Blocked pipes, and conduit

A blocked sink leads to investigations outside the home and under the house. There are rusty rimmed pipes, and weedy growth caressing weathered concrete. The house’s green and yellow earth wire, almost grazes the drain’s edge in its snaky green slumber. The opening to the drain gurgles, choking on something all stodgy and stuck in its windpipe. The house speaks and we listen. With a plumbers plunger in hand we follow the pipes.

This house of ours is in its eighth decade and has been through many iterations in the hands of previous dwellers. It has been a batch; small home; home with extensions; home with a family, animals, deck and baseball hoop. What lurks beneath the knotty pine floorboards is typically a surprise and a delight.
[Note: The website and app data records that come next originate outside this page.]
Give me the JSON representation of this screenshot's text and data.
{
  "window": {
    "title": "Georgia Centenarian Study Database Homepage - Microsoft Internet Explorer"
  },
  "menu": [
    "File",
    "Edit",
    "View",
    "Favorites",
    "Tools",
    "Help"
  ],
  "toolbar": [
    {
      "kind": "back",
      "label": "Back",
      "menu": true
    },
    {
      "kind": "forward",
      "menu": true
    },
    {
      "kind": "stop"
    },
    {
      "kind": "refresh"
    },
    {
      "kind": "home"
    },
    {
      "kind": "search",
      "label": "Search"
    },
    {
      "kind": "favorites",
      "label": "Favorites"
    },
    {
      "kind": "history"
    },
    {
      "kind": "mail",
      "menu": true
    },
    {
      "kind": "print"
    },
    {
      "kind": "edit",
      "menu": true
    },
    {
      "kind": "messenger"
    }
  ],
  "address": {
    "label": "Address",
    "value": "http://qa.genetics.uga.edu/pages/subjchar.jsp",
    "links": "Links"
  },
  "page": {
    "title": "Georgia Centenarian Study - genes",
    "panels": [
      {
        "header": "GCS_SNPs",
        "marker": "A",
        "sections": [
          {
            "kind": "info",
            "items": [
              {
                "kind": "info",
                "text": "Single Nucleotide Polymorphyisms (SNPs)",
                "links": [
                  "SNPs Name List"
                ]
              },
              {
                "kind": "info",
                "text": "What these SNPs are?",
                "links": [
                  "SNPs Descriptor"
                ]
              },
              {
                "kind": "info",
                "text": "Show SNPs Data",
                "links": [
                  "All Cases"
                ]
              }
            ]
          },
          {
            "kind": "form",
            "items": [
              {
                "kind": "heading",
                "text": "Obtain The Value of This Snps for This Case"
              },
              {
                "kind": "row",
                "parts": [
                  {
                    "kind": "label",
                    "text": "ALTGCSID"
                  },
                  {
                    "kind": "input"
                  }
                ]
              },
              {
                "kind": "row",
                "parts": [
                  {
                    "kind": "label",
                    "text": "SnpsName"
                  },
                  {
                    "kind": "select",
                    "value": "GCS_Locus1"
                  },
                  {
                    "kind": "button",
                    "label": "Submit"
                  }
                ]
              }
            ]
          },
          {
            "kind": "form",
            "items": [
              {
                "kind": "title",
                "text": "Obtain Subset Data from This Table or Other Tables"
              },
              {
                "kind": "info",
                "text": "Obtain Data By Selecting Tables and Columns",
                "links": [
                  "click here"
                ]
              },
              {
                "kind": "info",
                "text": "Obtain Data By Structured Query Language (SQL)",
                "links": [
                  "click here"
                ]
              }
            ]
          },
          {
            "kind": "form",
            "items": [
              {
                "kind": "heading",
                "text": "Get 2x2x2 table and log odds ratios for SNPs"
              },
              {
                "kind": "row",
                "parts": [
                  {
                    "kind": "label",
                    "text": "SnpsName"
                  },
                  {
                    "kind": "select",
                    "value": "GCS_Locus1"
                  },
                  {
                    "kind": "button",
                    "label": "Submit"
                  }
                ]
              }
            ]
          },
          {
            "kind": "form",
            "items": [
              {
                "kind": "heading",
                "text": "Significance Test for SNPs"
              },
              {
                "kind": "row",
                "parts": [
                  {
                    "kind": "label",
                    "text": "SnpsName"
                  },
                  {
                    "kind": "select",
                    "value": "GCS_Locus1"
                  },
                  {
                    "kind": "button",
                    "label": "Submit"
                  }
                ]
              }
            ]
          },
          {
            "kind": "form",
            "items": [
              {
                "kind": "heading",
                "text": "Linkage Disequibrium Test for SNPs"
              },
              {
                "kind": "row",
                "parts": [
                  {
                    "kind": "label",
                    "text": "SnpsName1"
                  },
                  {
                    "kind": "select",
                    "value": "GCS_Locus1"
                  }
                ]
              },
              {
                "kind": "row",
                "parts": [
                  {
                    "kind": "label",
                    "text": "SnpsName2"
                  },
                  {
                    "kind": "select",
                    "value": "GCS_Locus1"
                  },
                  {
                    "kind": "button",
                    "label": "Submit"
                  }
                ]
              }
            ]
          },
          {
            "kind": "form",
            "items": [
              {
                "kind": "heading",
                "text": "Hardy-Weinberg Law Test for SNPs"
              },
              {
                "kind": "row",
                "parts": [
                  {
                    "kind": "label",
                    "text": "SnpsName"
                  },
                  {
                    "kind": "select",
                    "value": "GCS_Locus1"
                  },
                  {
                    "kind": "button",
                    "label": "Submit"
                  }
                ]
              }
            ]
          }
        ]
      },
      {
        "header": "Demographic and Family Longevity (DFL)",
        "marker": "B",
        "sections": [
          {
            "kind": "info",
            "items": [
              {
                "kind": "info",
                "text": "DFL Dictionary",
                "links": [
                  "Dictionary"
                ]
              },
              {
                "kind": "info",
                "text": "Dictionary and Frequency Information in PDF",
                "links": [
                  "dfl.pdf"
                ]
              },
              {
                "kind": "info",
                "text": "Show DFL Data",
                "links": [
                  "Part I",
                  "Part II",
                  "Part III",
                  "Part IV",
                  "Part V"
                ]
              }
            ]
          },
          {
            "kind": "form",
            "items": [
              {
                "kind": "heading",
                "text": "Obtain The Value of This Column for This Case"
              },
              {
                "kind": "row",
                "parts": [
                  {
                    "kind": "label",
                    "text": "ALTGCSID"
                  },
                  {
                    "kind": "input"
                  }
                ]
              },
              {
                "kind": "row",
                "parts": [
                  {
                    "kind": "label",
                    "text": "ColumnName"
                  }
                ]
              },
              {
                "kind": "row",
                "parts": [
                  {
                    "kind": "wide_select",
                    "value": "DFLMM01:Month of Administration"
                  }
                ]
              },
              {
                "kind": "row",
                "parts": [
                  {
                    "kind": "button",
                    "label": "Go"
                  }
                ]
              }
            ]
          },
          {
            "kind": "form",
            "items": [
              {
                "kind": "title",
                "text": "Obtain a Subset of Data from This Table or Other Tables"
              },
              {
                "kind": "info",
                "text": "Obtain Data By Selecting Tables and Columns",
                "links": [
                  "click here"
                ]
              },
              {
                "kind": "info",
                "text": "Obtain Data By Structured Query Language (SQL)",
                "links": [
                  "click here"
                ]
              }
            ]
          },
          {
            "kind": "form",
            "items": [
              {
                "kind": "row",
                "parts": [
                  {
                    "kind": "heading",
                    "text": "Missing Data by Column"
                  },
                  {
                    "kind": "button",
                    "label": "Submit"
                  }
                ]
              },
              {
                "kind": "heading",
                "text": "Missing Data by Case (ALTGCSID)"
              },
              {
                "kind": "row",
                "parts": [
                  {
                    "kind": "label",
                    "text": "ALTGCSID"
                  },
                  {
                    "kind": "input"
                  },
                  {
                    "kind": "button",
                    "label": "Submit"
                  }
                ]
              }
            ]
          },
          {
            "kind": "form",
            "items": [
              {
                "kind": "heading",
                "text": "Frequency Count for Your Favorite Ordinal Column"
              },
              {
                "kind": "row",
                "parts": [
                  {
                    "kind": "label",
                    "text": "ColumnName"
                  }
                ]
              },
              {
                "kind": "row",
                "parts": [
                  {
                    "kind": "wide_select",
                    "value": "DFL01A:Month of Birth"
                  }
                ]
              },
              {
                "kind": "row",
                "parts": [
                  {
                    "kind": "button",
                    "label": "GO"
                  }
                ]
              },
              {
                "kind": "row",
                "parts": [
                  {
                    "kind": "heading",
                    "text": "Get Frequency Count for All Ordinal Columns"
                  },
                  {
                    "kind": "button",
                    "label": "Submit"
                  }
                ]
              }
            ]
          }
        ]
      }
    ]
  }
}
The conduit, drawn up from beneath the deck houses electrical cable from a disconnected heat pump, abandoned by the previous owners. As I ease up the conduit it wriggles and rubs like a snake being pulled by the tail. Later when I start to work with it in the studio, the “dance of animacy” [1] continues, as my towel and glue wrapping action pulses through the protective tunnel and agitates the exposed wires protruding at each end.

  1. Garber “Objects and New Materialisms” 15.
    “The dance of animacy, according to Ingold (2013), involves the mindful or attentive bodily movements of the practitioner, on the one hand, and the flows and resistances of the material, on the other, [that] respond to one another in counterpoint.”

Garber, Elizabeth. “Objects and New Materialisms: A Journey Across Making and Living With Objects.” Studies in Art Education 60, no. 1 (January 2019): 7–21. doi:10.1080/00393541.2018.1557454.